On the other hand, renewable energy has reached a tipping point where its growth seems difficult to reverse. The transition to renewables is well underway, with solar and wind energy already playing a significant role in the power grid. Furthermore, the economic benefits of the IRA—such as job creation in manufacturing plants for solar panels and wind turbines—have been significant, particularly in red states that traditionally vote Republican. These economic incentives have created a broad base of support for clean energy, even among those who are politically aligned with Trump. It’s unlikely that the new administration would risk alienating voters and companies benefiting from the clean energy boom, especially in swing states that have seen a surge in renewable energy jobs.
As Trump’s energy policies unfold, it’s also important to consider the broader picture of U.S. fossil fuel production. The U.S. is already the world’s largest producer of oil and gas, a trend that began under President Barack Obama and continued under both Trump and Biden. Even as the U.S. pushes to decarbonize its power sector, the reality of global oil and gas markets means that fossil fuel production will remain a key part of the U.S. economy. Trump has long argued that the U.S. should prioritize domestic oil and gas extraction, and his administration is expected to continue policies that favor fossil fuel expansion, including slashing regulations on drilling and extracting oil and gas from federal lands.
However, even with Trump’s push for fossil fuels, renewable energy’s dominance on the U.S. power grid is difficult to deny. Technology improvements and the continued decrease in the costs of solar and wind energy mean that these sectors will likely continue to grow regardless of who is in office. The development of battery storage and other technologies also means that solar and wind energy can become more reliable, even as the U.S. remains dependent on fossil fuels.
Another significant challenge for the next president will be navigating global climate change agreements. During his first term, Trump withdrew the U.S. from the Paris Climate Agreement, a move that angered many environmental advocates. Although the Biden administration has since rejoined the accord, it’s unclear whether Trump would continue to reject international climate cooperation. He has previously criticized the Paris Agreement for not holding countries like China and India accountable for their emissions. If re-elected, Trump could choose to leave the Paris Agreement once again, which would further isolate the U.S. from global climate efforts.

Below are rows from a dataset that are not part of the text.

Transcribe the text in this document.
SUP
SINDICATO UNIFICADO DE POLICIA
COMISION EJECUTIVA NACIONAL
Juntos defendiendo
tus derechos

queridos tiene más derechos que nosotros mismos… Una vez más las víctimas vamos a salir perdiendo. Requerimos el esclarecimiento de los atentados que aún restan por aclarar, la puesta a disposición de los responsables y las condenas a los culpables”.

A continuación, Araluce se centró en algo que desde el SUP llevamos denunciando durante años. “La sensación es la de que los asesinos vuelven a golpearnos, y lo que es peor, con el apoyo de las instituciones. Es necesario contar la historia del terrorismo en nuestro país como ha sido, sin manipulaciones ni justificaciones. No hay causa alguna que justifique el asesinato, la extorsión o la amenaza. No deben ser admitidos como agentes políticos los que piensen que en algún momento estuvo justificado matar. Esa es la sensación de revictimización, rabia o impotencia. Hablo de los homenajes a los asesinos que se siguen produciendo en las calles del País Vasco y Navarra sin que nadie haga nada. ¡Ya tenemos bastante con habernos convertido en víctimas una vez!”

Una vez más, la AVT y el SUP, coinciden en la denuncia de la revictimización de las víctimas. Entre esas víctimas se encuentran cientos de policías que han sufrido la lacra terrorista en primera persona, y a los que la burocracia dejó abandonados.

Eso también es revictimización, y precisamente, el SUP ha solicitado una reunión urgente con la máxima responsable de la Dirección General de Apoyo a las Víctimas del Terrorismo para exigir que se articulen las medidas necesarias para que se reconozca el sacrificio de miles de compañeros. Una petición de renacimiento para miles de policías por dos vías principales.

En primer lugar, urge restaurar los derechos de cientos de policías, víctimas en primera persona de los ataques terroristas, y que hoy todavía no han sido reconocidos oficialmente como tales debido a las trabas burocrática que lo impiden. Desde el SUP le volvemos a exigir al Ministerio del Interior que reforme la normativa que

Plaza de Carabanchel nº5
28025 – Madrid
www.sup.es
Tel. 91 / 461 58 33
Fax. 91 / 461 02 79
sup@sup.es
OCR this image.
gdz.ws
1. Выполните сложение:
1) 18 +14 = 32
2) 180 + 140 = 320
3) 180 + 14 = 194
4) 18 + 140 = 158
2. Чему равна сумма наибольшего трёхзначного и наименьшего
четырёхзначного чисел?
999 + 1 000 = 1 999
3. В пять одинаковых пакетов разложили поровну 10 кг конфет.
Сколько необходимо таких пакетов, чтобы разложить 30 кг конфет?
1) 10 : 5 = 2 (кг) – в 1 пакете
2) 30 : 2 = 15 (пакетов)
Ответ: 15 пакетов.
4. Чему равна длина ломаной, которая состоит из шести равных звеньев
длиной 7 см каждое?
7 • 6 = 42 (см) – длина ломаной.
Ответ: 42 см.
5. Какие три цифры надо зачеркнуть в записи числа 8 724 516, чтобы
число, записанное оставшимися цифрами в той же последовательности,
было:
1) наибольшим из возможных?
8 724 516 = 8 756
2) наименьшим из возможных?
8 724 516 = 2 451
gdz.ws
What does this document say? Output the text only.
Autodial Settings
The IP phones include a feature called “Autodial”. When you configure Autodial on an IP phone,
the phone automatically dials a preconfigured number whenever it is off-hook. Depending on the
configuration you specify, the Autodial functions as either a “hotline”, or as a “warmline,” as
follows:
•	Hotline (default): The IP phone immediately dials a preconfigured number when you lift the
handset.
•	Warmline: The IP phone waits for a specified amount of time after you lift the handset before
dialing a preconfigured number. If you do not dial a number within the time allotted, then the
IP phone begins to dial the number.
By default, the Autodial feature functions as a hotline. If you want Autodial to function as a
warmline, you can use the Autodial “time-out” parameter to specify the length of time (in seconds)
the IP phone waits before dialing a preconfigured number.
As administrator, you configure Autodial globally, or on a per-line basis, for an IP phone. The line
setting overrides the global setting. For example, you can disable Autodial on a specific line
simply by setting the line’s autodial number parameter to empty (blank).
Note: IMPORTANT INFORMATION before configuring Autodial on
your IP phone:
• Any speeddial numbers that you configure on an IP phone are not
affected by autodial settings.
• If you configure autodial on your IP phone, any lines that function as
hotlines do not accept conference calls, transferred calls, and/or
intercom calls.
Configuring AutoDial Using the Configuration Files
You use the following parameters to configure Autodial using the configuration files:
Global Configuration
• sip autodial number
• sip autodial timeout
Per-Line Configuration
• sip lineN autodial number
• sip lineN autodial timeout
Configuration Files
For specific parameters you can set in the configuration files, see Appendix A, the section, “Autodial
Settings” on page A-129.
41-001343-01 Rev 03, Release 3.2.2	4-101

The next few years will be crucial in determining the trajectory of U.S. energy policy. While Trump’s return to the White House could certainly shift the focus away from climate action and toward fossil fuel production, the momentum behind renewable energy—driven by policy, technology, and economics—may be difficult to slow. The question remains whether Trump’s policies will succeed in limiting the growth of clean energy or if the forces of market demand and technological advancement will continue to push the U.S. toward a cleaner energy future.